Différentes associations aident et orientent les victimes de différentes infractions sur tout le territoire suisse (liste non exhaustive): 

  • Chaque canton dispose de centres LAVI, qui offrent des consultations gratuites et confidentielles aux victimes d’infractions. Ils peuvent rediriger ces dernières auprès des autorités adéquates et les soutenir dans leurs démarches.
  • ESPAS est une association spécialisée dans la prévention des abus sexuels sur les enfants et les adultes. Elle propose notamment un service d’intervention en cas de soupçon d’abus pour aider à la clarification et conseiller sur les démarches à entreprendre.
  • Le groupe SAPEC soutient les personnes abusées dans un cadre religieux. Il a en outre une grande expérience dans l’aide aux victimes d’abus anciens, et l’accompagnement des cas d’abus spirituels.

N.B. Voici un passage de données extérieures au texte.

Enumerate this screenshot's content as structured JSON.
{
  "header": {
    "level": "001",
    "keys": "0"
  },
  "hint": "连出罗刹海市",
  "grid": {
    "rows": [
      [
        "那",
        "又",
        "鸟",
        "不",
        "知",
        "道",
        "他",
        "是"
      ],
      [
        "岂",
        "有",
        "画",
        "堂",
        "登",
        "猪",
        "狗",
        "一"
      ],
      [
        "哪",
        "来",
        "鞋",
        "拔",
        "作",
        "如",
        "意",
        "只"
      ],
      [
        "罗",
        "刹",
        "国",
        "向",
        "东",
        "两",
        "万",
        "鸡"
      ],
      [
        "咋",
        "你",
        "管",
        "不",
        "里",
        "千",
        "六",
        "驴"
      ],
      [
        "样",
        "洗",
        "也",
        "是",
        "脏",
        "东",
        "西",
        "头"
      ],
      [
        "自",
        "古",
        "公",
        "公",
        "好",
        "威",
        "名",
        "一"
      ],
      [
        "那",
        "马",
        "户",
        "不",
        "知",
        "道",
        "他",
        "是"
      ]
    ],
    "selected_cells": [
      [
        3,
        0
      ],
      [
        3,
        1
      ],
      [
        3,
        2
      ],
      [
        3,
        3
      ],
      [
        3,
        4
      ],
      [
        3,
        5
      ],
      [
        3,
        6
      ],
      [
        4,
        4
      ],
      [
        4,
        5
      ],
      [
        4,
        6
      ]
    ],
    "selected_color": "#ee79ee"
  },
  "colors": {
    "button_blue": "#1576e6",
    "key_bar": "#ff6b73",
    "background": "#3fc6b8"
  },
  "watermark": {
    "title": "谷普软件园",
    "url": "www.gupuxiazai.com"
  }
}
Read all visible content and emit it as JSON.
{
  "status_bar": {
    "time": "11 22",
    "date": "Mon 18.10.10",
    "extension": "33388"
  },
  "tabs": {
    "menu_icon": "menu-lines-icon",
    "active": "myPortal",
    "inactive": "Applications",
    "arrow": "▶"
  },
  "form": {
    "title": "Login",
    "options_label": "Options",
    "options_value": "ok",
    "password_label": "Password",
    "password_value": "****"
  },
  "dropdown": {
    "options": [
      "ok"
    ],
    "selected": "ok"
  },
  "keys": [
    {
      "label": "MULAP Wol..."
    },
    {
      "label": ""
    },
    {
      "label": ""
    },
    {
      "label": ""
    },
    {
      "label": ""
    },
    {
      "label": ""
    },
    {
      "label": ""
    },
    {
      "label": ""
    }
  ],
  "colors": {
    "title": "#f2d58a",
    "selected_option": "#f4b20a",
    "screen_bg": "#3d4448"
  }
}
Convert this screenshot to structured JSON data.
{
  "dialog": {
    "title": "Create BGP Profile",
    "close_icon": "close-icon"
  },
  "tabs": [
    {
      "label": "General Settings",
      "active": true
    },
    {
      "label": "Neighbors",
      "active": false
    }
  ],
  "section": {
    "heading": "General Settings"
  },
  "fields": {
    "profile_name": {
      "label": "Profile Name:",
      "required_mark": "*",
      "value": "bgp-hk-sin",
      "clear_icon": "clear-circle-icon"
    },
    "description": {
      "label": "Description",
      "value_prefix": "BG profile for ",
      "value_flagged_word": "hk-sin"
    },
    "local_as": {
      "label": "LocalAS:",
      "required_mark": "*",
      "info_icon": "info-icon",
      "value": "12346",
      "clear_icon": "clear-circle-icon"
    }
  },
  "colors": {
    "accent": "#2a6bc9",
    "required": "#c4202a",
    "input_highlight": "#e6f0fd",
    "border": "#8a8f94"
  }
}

Vaud : Le GREPPA est joignable via un formulaire à remplir sur leur site internet ou par courriel. Il traite des cas d’abus physiques, sexuels, spirituels, et moraux dans le cadre de l’Église évangélique réformée vaudoise – aussi des événements anciens. À noter qu’il n’est compétent que pour les victimes ou témoins qui ne sont pas employé·es par l’EERV. Les collaborateurs peuvent quant à eux s’adresser à ICP, un organe neutre faisant office de personne de confiance en entreprise (ou PCE). 

Neuchâtel : Le concept neuchâtelois de protection de la personnalité consiste essentiellement en deux médiateurs externes à l’EREN. Mandatés par les RH de l’Église, ils ont pour mission d’«offrir un espace d’écoute» aux collaborateurs et aux bénévoles, «gérer les conflits», et «prévenir et faire cesser le harcèlement psychologique et sexuel». Cette instance n’a pas pour objet de recueillir les récits d’abus passés. Une page web sera bientôt mise en ligne pour les victimes et les témoins: elle les renverra soit vers la responsable RH du Conseil synodal, soit vers le groupe SAPEC.

Berne-Jura-Soleure : En 2009, le Conseil synodal a édité un guide de prévention contre le harcèlement sexuel et les abus sexuels à l’usage de ses collaborateurs. Celui-ci invite notamment les victimes et les témoins à s’adresser à des structures externes partenaires des Églises. À noter que les informations n’y sont pas à jour. L’union synodale collaborait avec l’association Mira pour les signalements d’abus sexuels sur mineurs, mais cette dernière n’existe plus depuis 2017. Les responsables en catéchèse peuvent s’adresser à une instance d’écoute interne en cas de soupçon d’abus sexuels ou de maltraitances. 

Genève : Aucune instance interne ou externe spécifique n’existe pour la dénonciation des abus au sein de l’Église protestante de Genève. 

Valais : Aucune instance interne ou externe spécifique n’existe pour la dénonciation des abus au sein de l’Église réformée évangélique du Valais. Le Conseil synodal précise cependant qu’«une plateforme regroupant des experts indépendants sera prochainement mise à disposition du public pour permettre aux éventuelles victimes de signaler des situations d’abus au sein de l’EREV». En attendant, le GREPPA de l’EERV est aussi compétent pour les cas valaisans.

Fribourg : Pour le canton de Fribourg, les victimes et les témoins peuvent se signaler auprès de la personne de référence désignée par le Conseil synodal: Mme Jeannine Jaloux-Dumont, psychologue, au 079 330 94 29. Ils et elles peuvent également contacter le GREPPA de l’EERV.